Forecasters warn of elevated avalanche risk with more storm chances on horizon
Feb 24, 2023, 10:07 AM | Updated: 10:34 am
SALT LAKE COUNTY, Utah — Avalanche danger was “considerable” Thursday from Logan to Salt Lake to the southern mountains, and forecasters said additional chances for snow were likely to keep the risk elevated over the next few days.
“Statewide, we’re at a considerable avalanche danger in the backcountry,” said Craig Gordon, a forecaster with the Utah Avalanche Center. “On a scale of 1 to 5, that’s a level 3. That means that human-triggered avalanches are likely.”
According to the center, three slides were triggered at lower elevations on Wednesday and Gordon urged people recreating in the foothills to also check the forecast.
“If we’re headed out for a trail run or a dog walk with more snow coming in, we definitely want to be armed with the latest avalanche forecast for the zone that we plan to recreate in,” Gordon said. “It doesn’t mean that you can’t get out and enjoy this amazing snow, but we definitely want to pump the brakes a little bit and tone down our objectives.”
Gordon urged people particularly to steer clear of wind-affected areas, which were more susceptible to avalanches.
“The good news is this is a very obvious avalanche problem to deal with — you lose the wind, you lose the problem,” Gordon said. “You can get in nice, sheltered terrain where the wind hasn’t affected or ‘loaded’ any of the leeward slopes and generally you’re good to go.”
Those in Big Cottonwood Canyon Thursday afternoon remarked about the incredible conditions they encountered.
“I went out for a little afternoon ski up on God’s Lawnmower and the Kessler Slabs and it was spectacular — as good as it gets,” said backcountry skier John Griffiths.
Griffiths said he always checked forecasts and made sure he was up-to-speed on conditions but found them to be inviting.
“Anecdotal, but I just skied two known avalanche paths and they skied wonderfully and the snow didn’t move,” Griffiths said.
Angie Cluff said she recently returned from Switzerland and the snow there didn’t compare to Utah’s.
“It’s just day-after-day — like, more and more inches of snow,” she said. “It’s a good time.
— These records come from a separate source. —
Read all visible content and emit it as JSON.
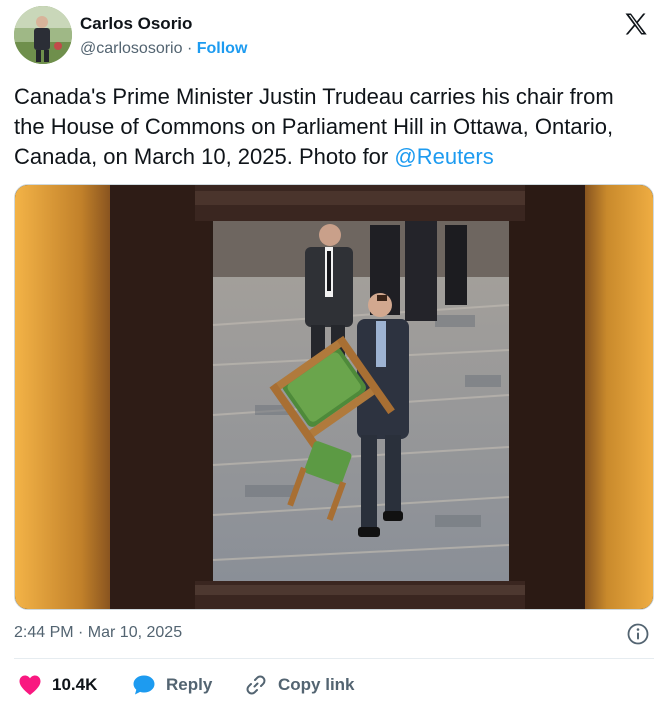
{
  "author": {
    "name": "Carlos Osorio",
    "handle": "@carlososorio",
    "separator": "·",
    "follow_label": "Follow"
  },
  "tweet": {
    "text": "Canada's Prime Minister Justin Trudeau carries his chair from the House of Commons on Parliament Hill in Ottawa, Ontario, Canada, on March 10, 2025. Photo for",
    "mention": "@Reuters",
    "timestamp": "2:44 PM · Mar 10, 2025"
  },
  "actions": {
    "like_count": "10.4K",
    "reply_label": "Reply",
    "copy_link_label": "Copy link"
  },
  "colors": {
    "link": "#1d9bf0",
    "like": "#f91880",
    "text_primary": "#0f1419",
    "text_secondary": "#536471"
  },
  "icons": {
    "logo": "x-logo-icon",
    "info": "info-icon",
    "like": "heart-icon",
    "reply": "speech-bubble-icon",
    "copy": "link-icon"
  }
}
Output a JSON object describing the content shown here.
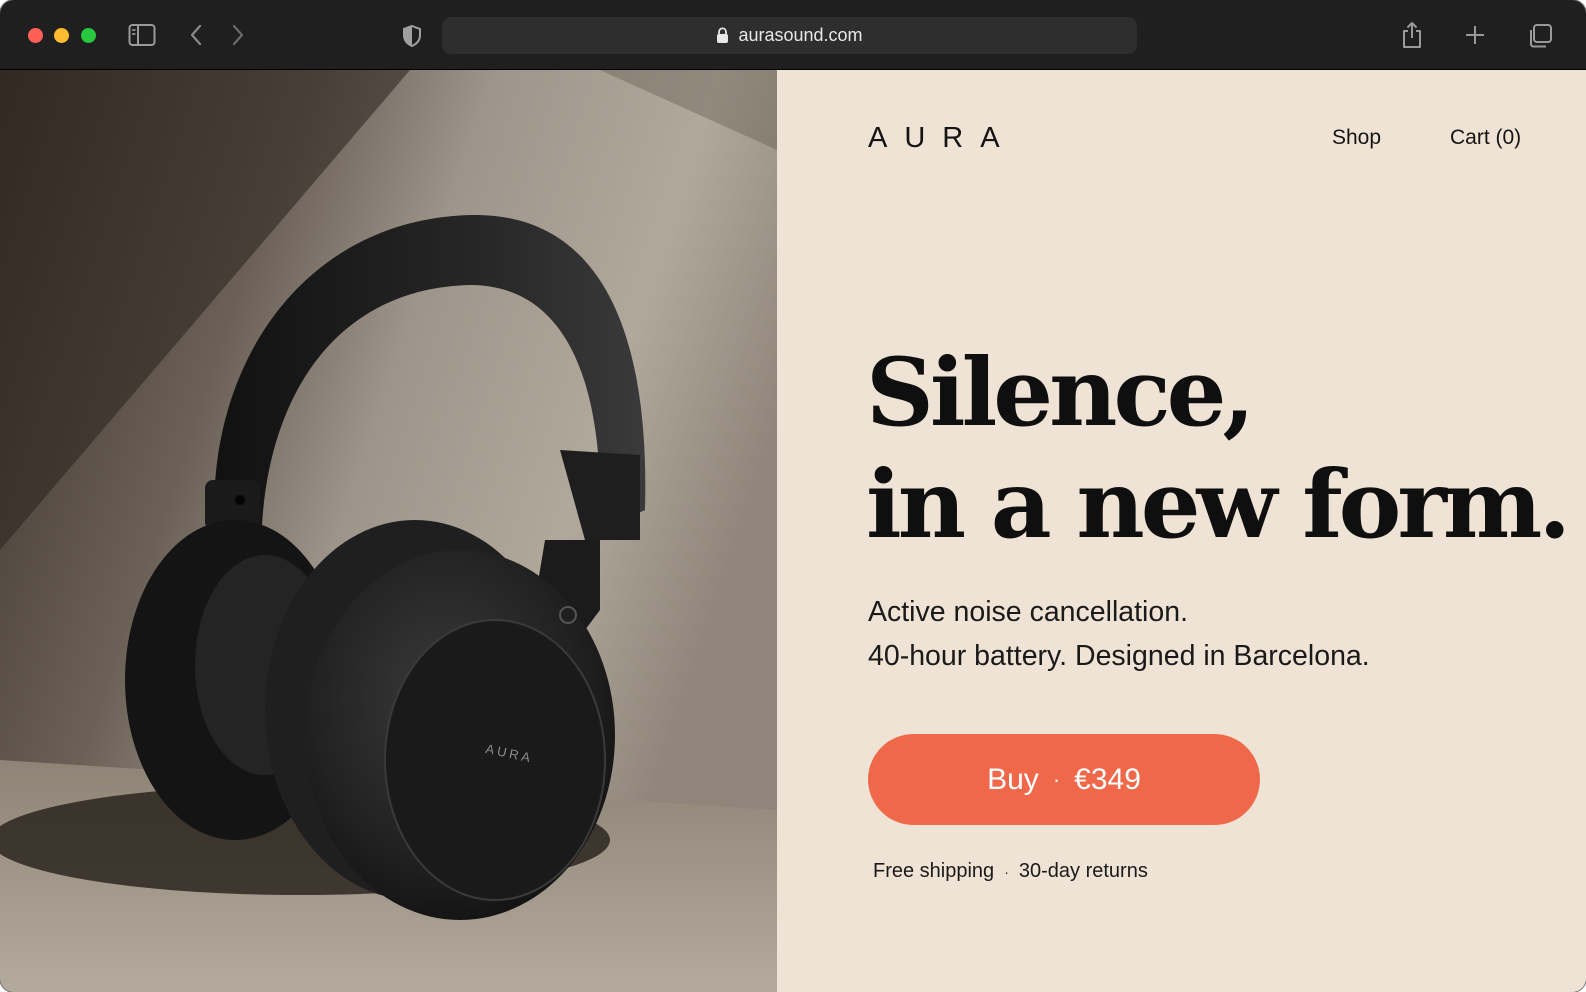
{
  "browser": {
    "url": "aurasound.com",
    "icons": {
      "sidebar": "sidebar-icon",
      "back": "chevron-left-icon",
      "forward": "chevron-right-icon",
      "privacy": "shield-icon",
      "lock": "lock-icon",
      "share": "share-icon",
      "new_tab": "plus-icon",
      "tabs": "tab-overview-icon"
    }
  },
  "header": {
    "logo": "AURA",
    "nav": [
      {
        "label": "Shop"
      },
      {
        "label": "Cart (0)"
      }
    ]
  },
  "hero": {
    "image_alt": "Black over-ear headphones",
    "headline_line1": "Silence,",
    "headline_line2": "in a new form.",
    "sub_line1": "Active noise cancellation.",
    "sub_line2": "40-hour battery. Designed in Barcelona.",
    "cta_label": "Buy",
    "cta_separator": "·",
    "cta_price": "€349",
    "shipping": "Free shipping",
    "shipping_separator": "·",
    "returns": "30-day returns",
    "earcup_brand": "AURA"
  },
  "colors": {
    "accent": "#f0684a",
    "panel_bg": "#efe3d5",
    "text": "#141414"
  }
}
It’s a great year. It’s an awesome year.”
Cluff said she checks forecasts as well, though she said she tends to stay away from the backcountry and stick to resorts.
Gordon acknowledged more people in the backcountry meant more potential for human-triggered avalanches and he urged everyone to take the proper equipment with them to the mountains and to study the latest forecasts.